90. La persistance des atteintes à la sécurité dans le centre du Mali, notamment pendant l’élection présidentielle, montre combien la crise est profonde dans la région. Déjà fragile, le tissu social s’effiloche sous l’effet de conflits intercommunautaires aggravés par l’activité des groupes extrémistes violents, ce qui est extrêmement préoccupant. La spirale de violences, qui se poursuit à l’heure actuelle, a fait trop de victimes. Je tiens à exprimer mes condoléances les plus sincères à la famille de ceux qui ont payé de leur vie l’aggravation de l’insécurité dans le pays. Le plan de sécurité intégré du Gouvernement pour les régions du centre est important, mais il faut redoubler d’efforts pour assurer des progrès simultanés sur les fronts de la sécurité, de la gouvernance, du développement et de la réconciliation. J’engage le Gouvernement à procéder au désarmement des groupes armés, à promouvoir la réconciliation et à trouver des solutions pérennes pour protéger les civils.

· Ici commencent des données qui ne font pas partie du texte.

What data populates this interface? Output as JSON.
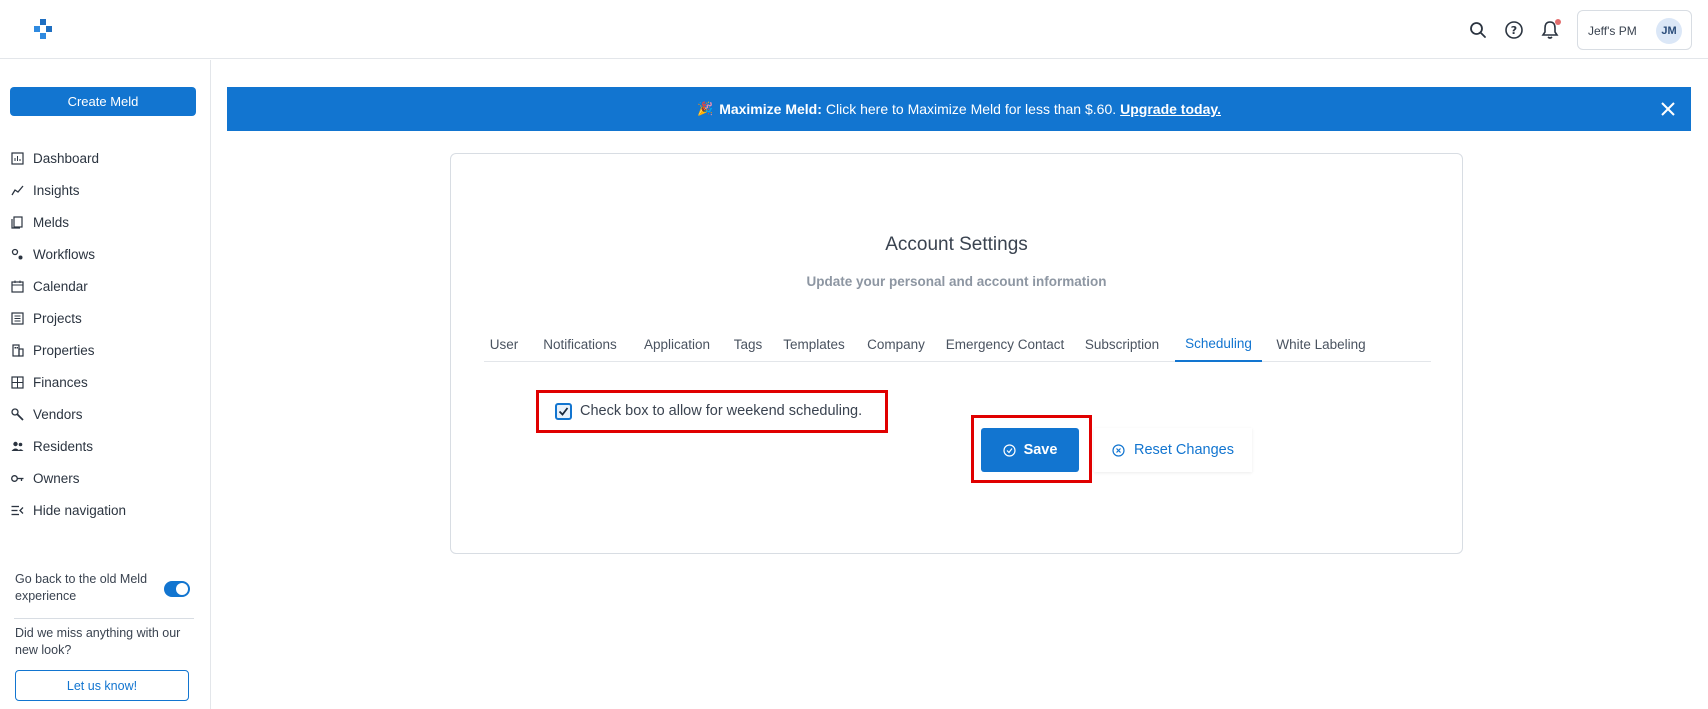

91. La situation en matière de droits de l’homme est alarmante. Il est absolument impératif que le Gouvernement prévienne les violations des droits de l’homme et les atteintes à ces droits, y compris celles commises par les Forces armées maliennes pendant leurs opérations de lutte contre le terrorisme. Toutes les allégations de violation doivent donner lieu rapidement à une enquête exhaustive et à des mesures visant à ce que les auteurs de ces crimes répondent de leurs actes. L’Organisation des Nations Unies est prête à aider le Gouvernement en ce sens, s’il en fait la demande. Je tiens par ailleurs à rappeler qu’il incombe aux autorités maliennes de prendre toutes les mesures nécessaires pour enquêter sans délai sur les crimes et les atteintes graves aux droits fondamentaux de civils, ainsi que sur les attaques dirigées contre des agents de l’aide humanitaire ou encore des membres du personnel de la MINUSMA, des forces internationales ou des Forces de défense et de sécurité maliennes, tout en poursuivant leurs auteurs et en les traduisant en justice.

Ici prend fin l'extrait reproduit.